Ségolène Royal vient d'annoncer sur son blog qu'"elle continuait". Pour interpréter ce truisme ségolénien à sa juste valeur, il faut préciser quelque peu sa pensée. En effet, elle n'a pas dit textuellement accepter le vote des militants et reconnaître comme première secrétaire Martine Aubry, non elle ne l'a pas dit. Elle n'a pas dit non plus qu'elle continuerait à promouvoir sa candidature pour 2012 au sein du parti socialiste, non elle n'a pas non plus dit cela.

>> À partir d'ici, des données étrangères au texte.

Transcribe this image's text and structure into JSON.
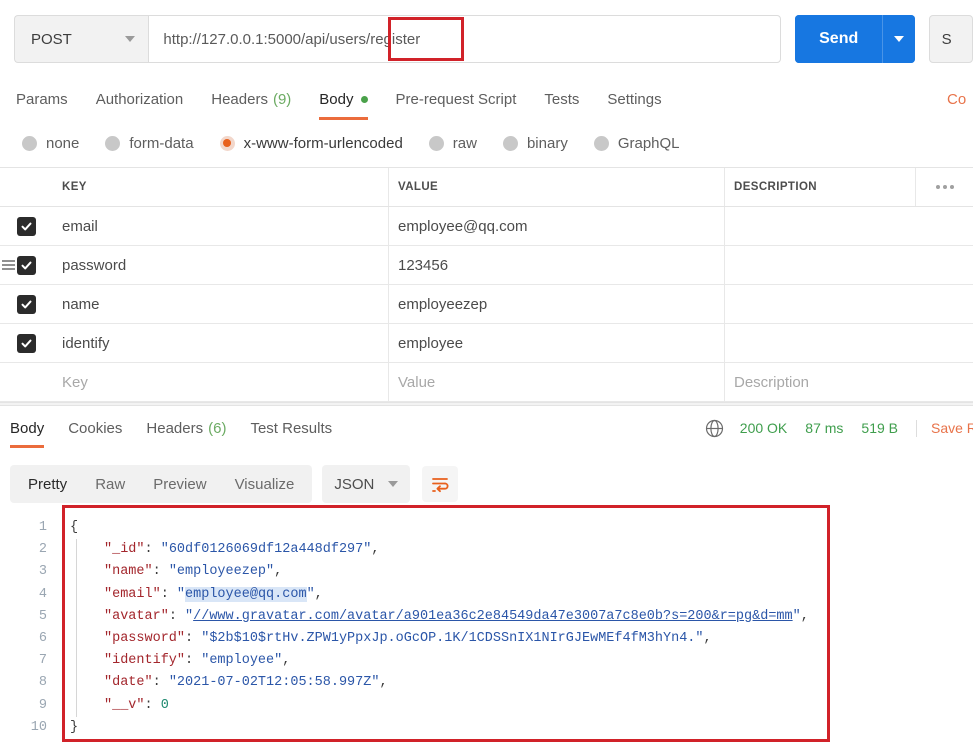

Chacun doit donc y aller de son interprétation sur ce "on continue" pour le moins très sibyllin. Pour éclaircir cela il faut je pense revenir à dimanche dernier, l'unité du parti n'était plus assurée, et je penchais pour ma part pour un départ de ségolène Royal du PS. J'interprète donc ce "on continue" comme: oui Martine Aubry est première secrétaire et non je ne vais pas quitter le parti socialiste. Ce "on continue" me ravie donc car il invalide mon hypothèse de ce week-end qui pronostiquait une scission du parti socialiste. Ce "on continue" signifie l'acceptation du choix des militants, même si il est discutable (personne ne pourra dire que les 102 voix d'écart sur les 137000 bulletins, au vu des nombreuses irrégularités commises, justifient pleinement l'élection de Martine Aubry).
Ségolène Royal après le passage de la commission de récolement n'était pas obligée d'accepter la situation actuelle, c'est pourtant ce qu'elle vient de faire sans dire nommément les choses. Elle s'est donc adressée aux gens de gauche pour leur assurer la continuité du parti socialiste, ce qui est une bonne chose. Mais elle ne digère pas ce choix là. Martine Aubry va donc très certainement avoir Ségolène Royal sur le dos dans les années qui viennent.
Ce "on continue" lui laisse également la porte ouverte pour sortir du parti socialiste dans les années à venir si le besoin s'en faisait sentir. Vous souvenez-vous qui a dit: on n'insulte pas le futur ? François Hollande bien sur. Ségolène Royal n'insulte donc pas l'avenir, car elle ne s'est pas positionnée comme la fossoyeuse du parti socialiste, qu'elle aurait pourtant pu être aujourd'hui et à juste titre, sans pour autant se fermer des portes pour demain.
"on continue" s'adresse également à ses électeurs du deuxième tour de la présidentielle ratée, elle leur signifie à nouveau son intention d'aller vers 2012, d'une façon ou d'une autre.
Ce n'est donc pas une grande victoire au PS aujourd'hui. En effet, il vient juste d'éviter son effondrement par rupture en deux blocs égaux. La cassure programmée, avec comme corollaire une défaite en 2012, vient donc d'être évitée point barre. Ce qui est léger pour un début de mandat, Aubry a aujourd'hui du pain sur la planche pour que le PS redevienne seulement crédible.